The only thing stopping PM Oli from barreling forward appears to be fear of a serious domestic backlash
Sambhu Ram Simkhada, a foreign policy expert who served as Nepal’s first Permanent Representative to the United Nations Human Rights Council in Geneva, thinks the potential benefits of a rail link to China are overblown. “It’s hype. In the long run, we might see all towns in India get linked by railway facilities. Then we would have a railway every 30 to 40 km of our [southern] border, and Nepal could reap far greater benefits from these rail links. I don’t see why the government seems so obsessed with railways while keeping other genuine concerns aside,” said Simkhada, who also pointed out that, despite the hype around China, Nepal’s bilateral trade with India, amounting to USD 6.82 billion in the fiscal year 2017-18, is far greater.
Not everyone agrees, and Tanka Prasad Karki, Nepal’s former ambassador to China, says the debt trap narrative is a Western one, rooted in a Cold War mentality. “It’s not necessary that we should be a prisoner of any particular country. We should have a good rapport with all regional and world powers, and welcome them to support our development if it is in our national interest,”he argues.
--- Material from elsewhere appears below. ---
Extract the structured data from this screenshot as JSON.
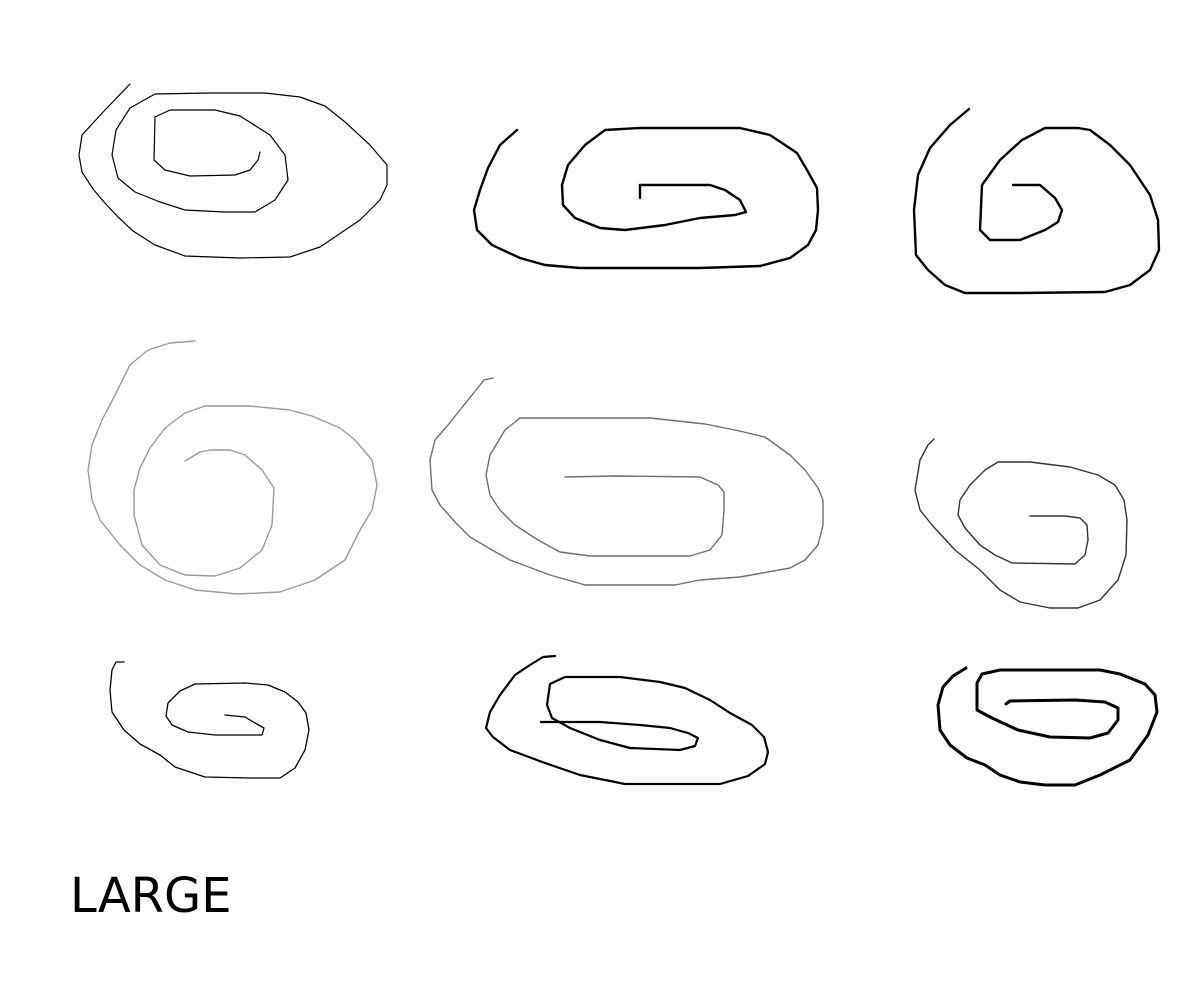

There are still other concerns. Industry insiders are concerned about what they say is the obscure, non-transparent manner in which Chinese projects work, Chinese companies’ poor track record on timely completion of projects, and the relative overpricing of Chinese projects. One commonly cited example is China’s decision to pull out of the 750-MW West Seti Hydropower project after sitting on it for years. There is now scepticism about China’s pledge to build the USD 2.5 billion 1200 MW BudhiGandaki Hydropower Project.
Finally, critics point to a possible conflict of interest, arguing that Chinese grants, loans, and investments are usually funnelled to and through the constituencies of top NCP leaders. In Oli’s hometown in Jhapa, for example, China has agreed to build various projects including an industrial park at an estimated cost of NRs 333 billion.
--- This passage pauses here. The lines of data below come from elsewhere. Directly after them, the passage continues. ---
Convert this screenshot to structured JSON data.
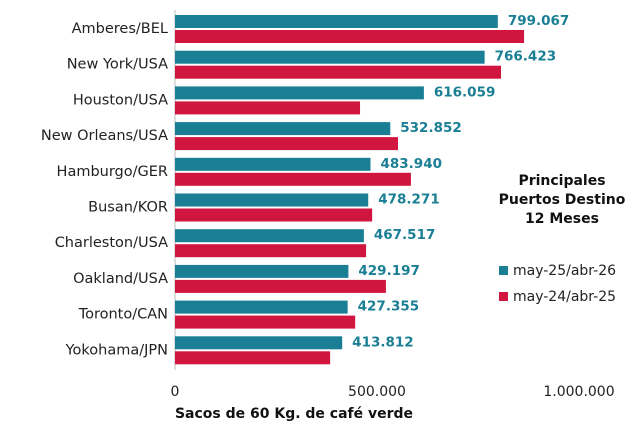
{
  "chart_data": {
    "type": "bar",
    "orientation": "horizontal",
    "legend_title": "Principales Puertos Destino 12 Meses",
    "xlabel": "Sacos de 60 Kg. de café verde",
    "categories": [
      "Amberes/BEL",
      "New York/USA",
      "Houston/USA",
      "New Orleans/USA",
      "Hamburgo/GER",
      "Busan/KOR",
      "Charleston/USA",
      "Oakland/USA",
      "Toronto/CAN",
      "Yokohama/JPN"
    ],
    "series": [
      {
        "name": "may-25/abr-26",
        "color": "#1a7f94",
        "values": [
          799067,
          766423,
          616059,
          532852,
          483940,
          478271,
          467517,
          429197,
          427355,
          413812
        ],
        "value_labels": [
          "799.067",
          "766.423",
          "616.059",
          "532.852",
          "483.940",
          "478.271",
          "467.517",
          "429.197",
          "427.355",
          "413.812"
        ]
      },
      {
        "name": "may-24/abr-25",
        "color": "#d0163f",
        "values": [
          864000,
          807000,
          458000,
          552000,
          584000,
          488000,
          473000,
          522000,
          446000,
          384000
        ]
      }
    ],
    "xlim": [
      0,
      1000000
    ],
    "xticks": [
      0,
      {
        "value": 500000,
        "label": "500.000"
      },
      {
        "value": 1000000,
        "label": "1.000.000"
      }
    ]
  }
}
Some analysts say that Oli’s relative slowness in securing confirmation of funding for Chinese projects is also about mending ties with India, after a long, cold spell, following the promulgation of the constitution in 2015. Kathmandu has been mending fences, and has gained access to India’s waterways and a commitment to expanding India’s rail links to Kathmandu.
Karki, the former ambassador to China, said that the government should take decisions that are in the country’s best interest instead of adopting what he called a reactive foreign policy. “Instead of playing one against the other, Nepal should explore avenues of trilateral cooperation. India and China can afford sour relations with Nepal, but Nepal cannot afford to have bad relations with them. The government should keep this in mind and maintain close ties with all countries making the nation’s interests first while respecting neighbours’ security concerns,” said Karki.